To help, Lunn is developing an online course about animal husbandry and health. She is also working with a research team to collect baseline data on the types of pests found in large animals throughout Alaska, an area of knowledge that is lacking. The results of the research will help large-animal owners make better-informed decisions in managing parasites and other pests in their animals.

Lunn said she welcomes working in such a large state, given that her previous job was on the tiny island country of Grenada, which is about 20 miles long and 12 miles wide — a dot on a map of the Caribbean. For five years she taught large-animal medicine at Grenada’s St. George’s University School of Veterinary Medicine and helped the school earn accreditation with the American Veterinary Medical Association.

“The agriculture on this little island was a complete 180 from what I was used to,” she said. “Farming is very free range. People will tie their goats and sheep along the road. When they came home from work, the people would untie the sheep and goats, which would run and beat their owners home.”

While the contrast between Grenada and Alaska seems great, she said the contrast between Grenada and Michigan — the place where she previously taught veterinary medicine — is also stark.
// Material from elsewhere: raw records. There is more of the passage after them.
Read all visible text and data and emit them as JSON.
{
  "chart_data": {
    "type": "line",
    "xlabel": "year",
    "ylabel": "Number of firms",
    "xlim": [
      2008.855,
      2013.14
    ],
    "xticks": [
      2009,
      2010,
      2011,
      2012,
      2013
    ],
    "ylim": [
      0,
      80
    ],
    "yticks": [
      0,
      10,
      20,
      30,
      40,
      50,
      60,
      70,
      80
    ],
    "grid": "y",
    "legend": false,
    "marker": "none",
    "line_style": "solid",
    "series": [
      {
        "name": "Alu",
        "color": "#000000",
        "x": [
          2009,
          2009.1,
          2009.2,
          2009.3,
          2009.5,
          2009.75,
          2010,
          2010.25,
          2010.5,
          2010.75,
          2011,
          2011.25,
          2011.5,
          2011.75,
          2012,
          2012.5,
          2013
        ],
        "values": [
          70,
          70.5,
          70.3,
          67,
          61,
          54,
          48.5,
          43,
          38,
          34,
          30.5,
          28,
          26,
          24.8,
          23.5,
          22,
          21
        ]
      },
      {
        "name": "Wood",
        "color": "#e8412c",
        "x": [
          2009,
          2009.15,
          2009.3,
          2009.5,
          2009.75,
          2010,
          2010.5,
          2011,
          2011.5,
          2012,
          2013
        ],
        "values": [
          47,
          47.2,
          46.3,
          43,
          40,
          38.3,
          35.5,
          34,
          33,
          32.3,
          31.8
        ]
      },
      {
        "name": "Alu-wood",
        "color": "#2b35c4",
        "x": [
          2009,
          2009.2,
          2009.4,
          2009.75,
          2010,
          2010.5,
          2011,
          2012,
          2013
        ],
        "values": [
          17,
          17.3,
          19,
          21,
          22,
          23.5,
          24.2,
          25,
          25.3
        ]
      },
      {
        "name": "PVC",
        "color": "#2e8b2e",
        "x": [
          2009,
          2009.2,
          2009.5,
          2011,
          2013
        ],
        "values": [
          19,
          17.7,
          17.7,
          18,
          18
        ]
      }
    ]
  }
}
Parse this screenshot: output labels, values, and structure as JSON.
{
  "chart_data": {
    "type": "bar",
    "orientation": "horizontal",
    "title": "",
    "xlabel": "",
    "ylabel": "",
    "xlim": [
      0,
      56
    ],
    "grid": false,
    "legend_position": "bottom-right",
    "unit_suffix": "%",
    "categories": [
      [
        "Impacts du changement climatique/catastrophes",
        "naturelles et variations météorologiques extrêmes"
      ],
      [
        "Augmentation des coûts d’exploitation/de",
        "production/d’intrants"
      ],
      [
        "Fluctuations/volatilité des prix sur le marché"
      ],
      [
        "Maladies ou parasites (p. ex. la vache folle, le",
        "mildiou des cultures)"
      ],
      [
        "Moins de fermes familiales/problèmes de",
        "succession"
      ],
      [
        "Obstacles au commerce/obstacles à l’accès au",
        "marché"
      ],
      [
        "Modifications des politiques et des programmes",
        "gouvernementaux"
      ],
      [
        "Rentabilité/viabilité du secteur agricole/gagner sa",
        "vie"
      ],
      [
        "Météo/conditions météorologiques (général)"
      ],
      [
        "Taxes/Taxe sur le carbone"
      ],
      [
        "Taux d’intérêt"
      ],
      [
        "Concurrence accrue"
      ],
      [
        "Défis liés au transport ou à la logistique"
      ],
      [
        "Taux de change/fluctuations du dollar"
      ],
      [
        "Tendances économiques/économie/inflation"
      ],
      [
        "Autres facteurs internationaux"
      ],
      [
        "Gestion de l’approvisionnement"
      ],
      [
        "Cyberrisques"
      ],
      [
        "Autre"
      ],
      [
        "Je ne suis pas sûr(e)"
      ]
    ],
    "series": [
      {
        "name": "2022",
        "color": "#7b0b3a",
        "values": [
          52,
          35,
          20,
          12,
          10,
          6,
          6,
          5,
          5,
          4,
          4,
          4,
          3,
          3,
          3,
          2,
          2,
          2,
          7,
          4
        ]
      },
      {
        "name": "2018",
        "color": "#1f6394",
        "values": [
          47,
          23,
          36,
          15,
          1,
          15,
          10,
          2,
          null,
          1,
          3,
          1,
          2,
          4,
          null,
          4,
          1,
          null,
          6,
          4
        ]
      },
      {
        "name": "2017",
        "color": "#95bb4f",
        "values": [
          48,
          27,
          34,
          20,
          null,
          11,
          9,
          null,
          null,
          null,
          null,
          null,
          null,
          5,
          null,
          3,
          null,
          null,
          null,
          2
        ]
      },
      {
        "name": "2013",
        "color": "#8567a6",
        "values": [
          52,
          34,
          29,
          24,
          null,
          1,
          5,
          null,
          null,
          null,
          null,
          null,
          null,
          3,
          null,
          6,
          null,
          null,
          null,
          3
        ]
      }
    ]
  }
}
Michigan has more than 1 million cattle, and some farms have as many as 10,000.Photo courtesy of Lisa Lunn
Although the sign says “Caution,” Dr. Lisa Lunn said a large steer, Bubba, became a favorite among veterinary medicine students while she taught at Michigan State University. Bubba was used as a blood donor for anemic cattle or calves that needed plasma transfusions.

Lunn taught veterinary medicine at Michigan State University after earning her doctorate in veterinary medicine from Kansas State University in 1999. She said her experience with large, small and remote farms will only help her in Alaska.

“Michigan had a lot of bigger, well-established farms that were very profit-oriented. Grenada was really taking it back to the basics. Alaska has a mix of everything. You have people who are just getting into farming. You have some bigger, well-established herds. So Alaska has been the perfect mix of every previous job I’ve had,” she said.

Lunn’s new job has also included some unexpected roles. She’s helping coordinate a visit later this month by well-known autism advocate and animal researcher Temple Grandin.

Grandin is a professor of animal science from Colorado State University who is famous for designing facilities and handling procedures that have improved the welfare of farm animals worldwide. She attributes much of her success to the way her autism allows her to see small details that make a big difference.

Lunn first saw Grandin speak in the early 1990s when she came to Lunn’s veterinary class to talk about reforming facilities for cattle. Two decades later, she’ll talk to the first class of veterinary students at UAF.

Lunn said Grandin is a great role model for the students to draw inspiration from, as she herself did. Lunn wanted to be a large animal veterinarian but was concerned that she hadn’t met many women — veterinarians or researchers — working in the cattle industry.

“That’s the thing that amazes me about Temple Grandin — not just her contribution to the livestock industry and improving the welfare and the standards but she did it as a woman in an industry that wasn’t always receptive to that,” Lunn said. “She didn’t let that stand in her way and she let her work speak for itself.”